Variation is Not the Enemy

Variation is Not the Enemy

Close your eyes and imagine a world devoid of variation; monochromatic, monotonic, unquestioned, uniform. Inspiring? Hardly. Staff and management continue to be repelled by this dystopian vision of the workplace by Powerpoint slides proclaiming "Variation is the Enemy" and "Eliminate Variation", accompanied by algebraic expressions suggesting that all valuable human output is reducible to a function of controllable variables. Why are we surprised when people "don't buy in"?

Eliminating variation can be a harmful improvement principle. Labeling variation as an "enemy" commonly leads to:

  • Standards used as tools of unquestioned compliance. Deviations from a standard are viewed as an act of deliberate hostility or opposition. The results are predictable: institutional fear, misplaced blame, re-education, and the quieting of mouths and minds. Ideas are scarce and uttered in hushed tones in backrooms, while directives go publicly unquestioned.
  • The impossible pursuit of omniscience. To eliminate variation in a system, one must have absolute control over all variables - an impossibility. This can lead to a long and wasteful journey of futility.

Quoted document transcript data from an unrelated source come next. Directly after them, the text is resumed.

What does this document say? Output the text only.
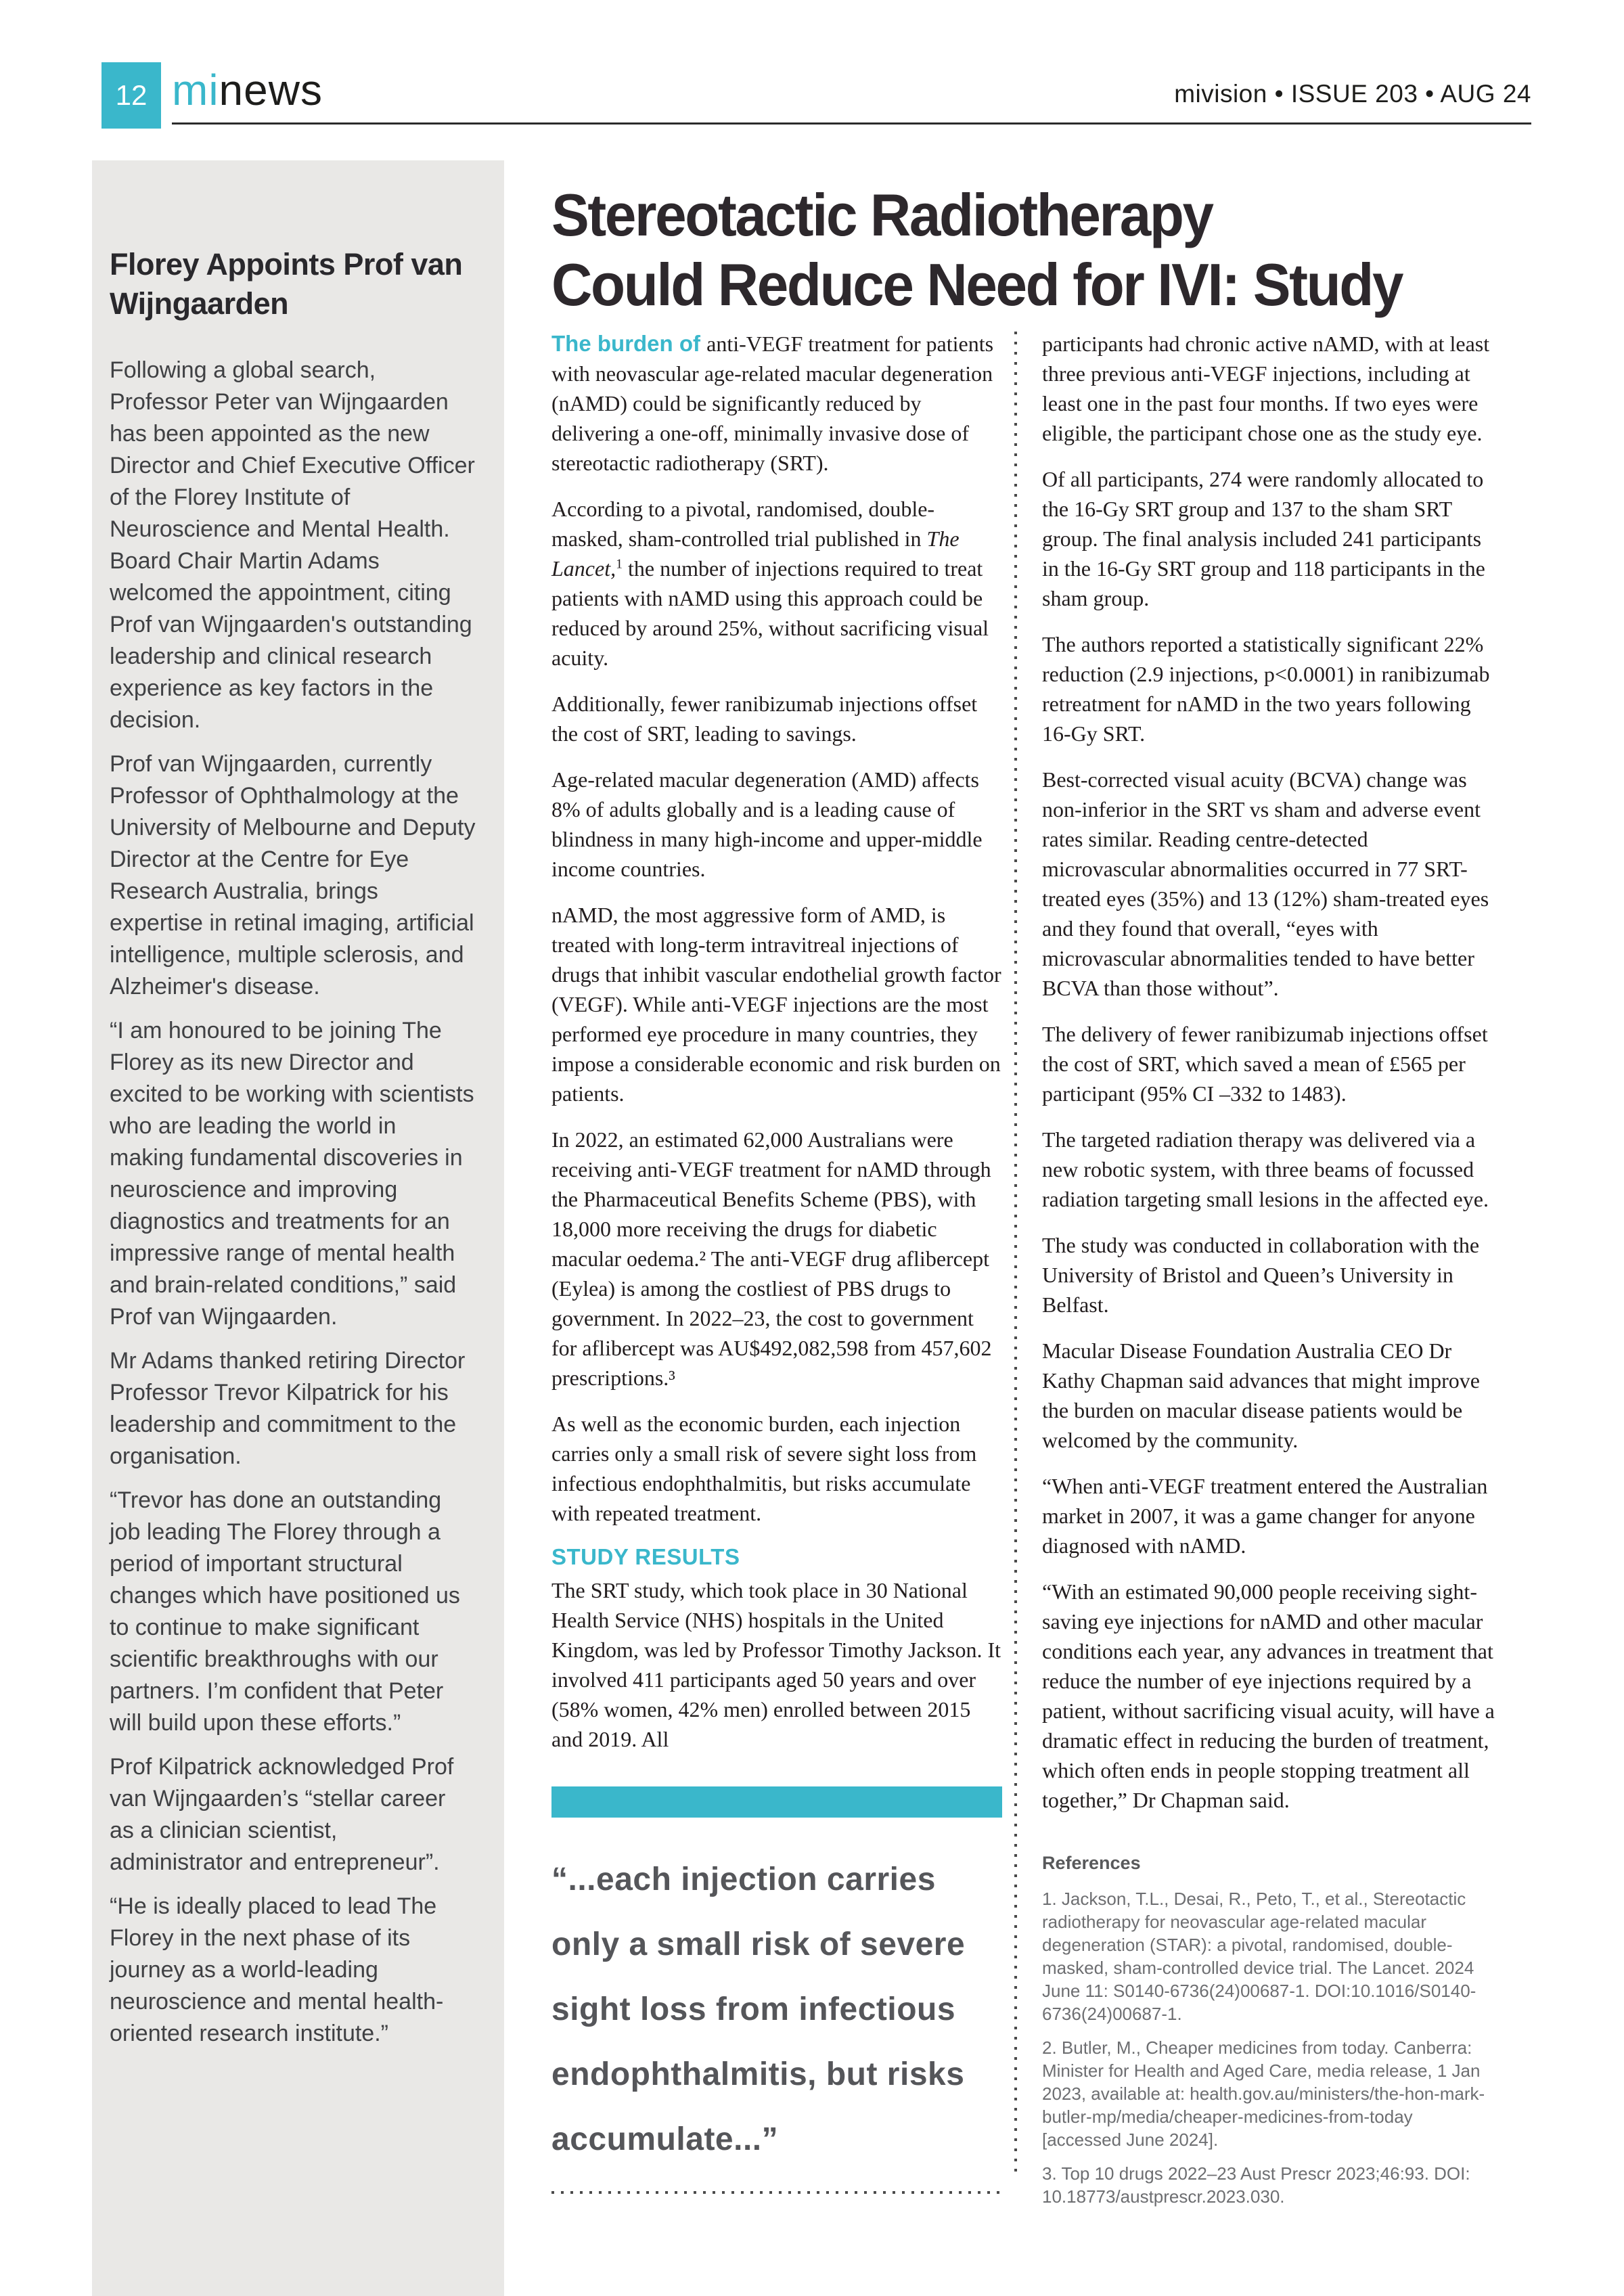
12 minews	mivision • ISSUE 203 • AUG 24
Florey Appoints Prof van Wijngaarden

Following a global search, Professor Peter van Wijngaarden has been appointed as the new Director and Chief Executive Officer of the Florey Institute of Neuroscience and Mental Health. Board Chair Martin Adams welcomed the appointment, citing Prof van Wijngaarden's outstanding leadership and clinical research experience as key factors in the decision.

Prof van Wijngaarden, currently Professor of Ophthalmology at the University of Melbourne and Deputy Director at the Centre for Eye Research Australia, brings expertise in retinal imaging, artificial intelligence, multiple sclerosis, and Alzheimer's disease.

“I am honoured to be joining The Florey as its new Director and excited to be working with scientists who are leading the world in making fundamental discoveries in neuroscience and improving diagnostics and treatments for an impressive range of mental health and brain-related conditions,” said Prof van Wijngaarden.

Mr Adams thanked retiring Director Professor Trevor Kilpatrick for his leadership and commitment to the organisation.

“Trevor has done an outstanding job leading The Florey through a period of important structural changes which have positioned us to continue to make significant scientific breakthroughs with our partners. I’m confident that Peter will build upon these efforts.”

Prof Kilpatrick acknowledged Prof van Wijngaarden’s “stellar career as a clinician scientist, administrator and entrepreneur”.

“He is ideally placed to lead The Florey in the next phase of its journey as a world-leading neuroscience and mental health-oriented research institute.”

Stereotactic Radiotherapy
Could Reduce Need for IVI: Study

The burden of anti-VEGF treatment for patients with neovascular age-related macular degeneration (nAMD) could be significantly reduced by delivering a one-off, minimally invasive dose of stereotactic radiotherapy (SRT).

According to a pivotal, randomised, double-masked, sham-controlled trial published in The Lancet,$^1$ the number of injections required to treat patients with nAMD using this approach could be reduced by around 25%, without sacrificing visual acuity.

Additionally, fewer ranibizumab injections offset the cost of SRT, leading to savings.

Age-related macular degeneration (AMD) affects 8% of adults globally and is a leading cause of blindness in many high-income and upper-middle income countries.

nAMD, the most aggressive form of AMD, is treated with long-term intravitreal injections of drugs that inhibit vascular endothelial growth factor (VEGF). While anti-VEGF injections are the most performed eye procedure in many countries, they impose a considerable economic and risk burden on patients.

In 2022, an estimated 62,000 Australians were receiving anti-VEGF treatment for nAMD through the Pharmaceutical Benefits Scheme (PBS), with 18,000 more receiving the drugs for diabetic macular oedema.² The anti-VEGF drug aflibercept (Eylea) is among the costliest of PBS drugs to government. In 2022–23, the cost to government for aflibercept was AU$492,082,598 from 457,602 prescriptions.³

As well as the economic burden, each injection carries only a small risk of severe sight loss from infectious endophthalmitis, but risks accumulate with repeated treatment.

STUDY RESULTS

The SRT study, which took place in 30 National Health Service (NHS) hospitals in the United Kingdom, was led by Professor Timothy Jackson. It involved 411 participants aged 50 years and over (58% women, 42% men) enrolled between 2015 and 2019. All

“...each injection carries only a small risk of severe sight loss from infectious endophthalmitis, but risks accumulate...”

participants had chronic active nAMD, with at least three previous anti-VEGF injections, including at least one in the past four months. If two eyes were eligible, the participant chose one as the study eye.

Of all participants, 274 were randomly allocated to the 16-Gy SRT group and 137 to the sham SRT group. The final analysis included 241 participants in the 16-Gy SRT group and 118 participants in the sham group.

The authors reported a statistically significant 22% reduction (2.9 injections, p<0.0001) in ranibizumab retreatment for nAMD in the two years following 16-Gy SRT.

Best-corrected visual acuity (BCVA) change was non-inferior in the SRT vs sham and adverse event rates similar. Reading centre-detected microvascular abnormalities occurred in 77 SRT-treated eyes (35%) and 13 (12%) sham-treated eyes and they found that overall, “eyes with microvascular abnormalities tended to have better BCVA than those without”.

The delivery of fewer ranibizumab injections offset the cost of SRT, which saved a mean of £565 per participant (95% CI –332 to 1483).

The targeted radiation therapy was delivered via a new robotic system, with three beams of focussed radiation targeting small lesions in the affected eye.

The study was conducted in collaboration with the University of Bristol and Queen’s University in Belfast.

Macular Disease Foundation Australia CEO Dr Kathy Chapman said advances that might improve the burden on macular disease patients would be welcomed by the community.

“When anti-VEGF treatment entered the Australian market in 2007, it was a game changer for anyone diagnosed with nAMD.

“With an estimated 90,000 people receiving sight-saving eye injections for nAMD and other macular conditions each year, any advances in treatment that reduce the number of eye injections required by a patient, without sacrificing visual acuity, will have a dramatic effect in reducing the burden of treatment, which often ends in people stopping treatment all together,” Dr Chapman said.

References

1. Jackson, T.L., Desai, R., Peto, T., et al., Stereotactic radiotherapy for neovascular age-related macular degeneration (STAR): a pivotal, randomised, double-masked, sham-controlled device trial. The Lancet. 2024 June 11: S0140-6736(24)00687-1. DOI:10.1016/S0140-6736(24)00687-1.

2. Butler, M., Cheaper medicines from today. Canberra: Minister for Health and Aged Care, media release, 1 Jan 2023, available at: health.gov.au/ministers/the-hon-mark-butler-mp/media/cheaper-medicines-from-today [accessed June 2024].

3. Top 10 drugs 2022–23 Aust Prescr 2023;46:93. DOI: 10.18773/austprescr.2023.030.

To be fair, the misplaced zeal to eliminate variation likely stems from the usual consequences of unexamined variation in the workplace. Variation, left unchecked and unquestioned, can lead to:

  • Unpredictability. We detest uncertainty in the workplace, and seek control and stability, for ourselves and our customers. Unexamined variation can lead to chaos and unwanted outcomes.
  • Apathy. Conversely, unexamined variation invites the lazy conclusion that there are no patterns, causes, or explanatory variables that create observable results. Many embrace the warm, fatalist feeling we get when nothing can be predicted, where every day is both different and the same. This can lead to acceptance and assurance of avoidable poor outcomes, the belief of the worker as a "helpless passenger" in the system, and the inescapability of the current state.
  • Overreacting. Reacting to every fluctuation, permutation, and oscillation without examination is equally wasteful, but provides the comfort of "doing something" through self-congratulatory fire-fighting. This contributes to a steady-state whirlwind of activity without insight or progress.

A more useful improvement principle can be stated as "seek understanding by examining variation". Some predictable consequences of examining variation include:

  • The promotion of curiosity and exploration. Examining variation to seek potential causes inevitably leads to hypotheses, discovery, and eventually, insight.
  • The use of standards to trigger examination. In a workplace that seeks to understand variation, standards serve to easily identify variation and trigger inquiry and the pursuit of improvement. This contrasts starkly with the use of standards for compliance when one seeks to eliminate all variation - this is why people loathe poorly implemented 5S systems and standard work.

Variation makes the world interesting. Variation is a formidable teacher. Nature and humanity are variable. Variation is not an enemy to vanquish. It alerts us to phenomena worthy of examination.

I invite all improvement sloganeers wielding slides that proclaim "variation is the enemy" and "eliminate variation" to retire them, or replace them with more useful principles and words that inspire and encourage improvement. Find a more worthy enemy.


This article makes a great point! I believe all of us in the CI field have seen those who "loathe" 5S, or other larger changes, exactly because the intent of it was compliance, not improvement.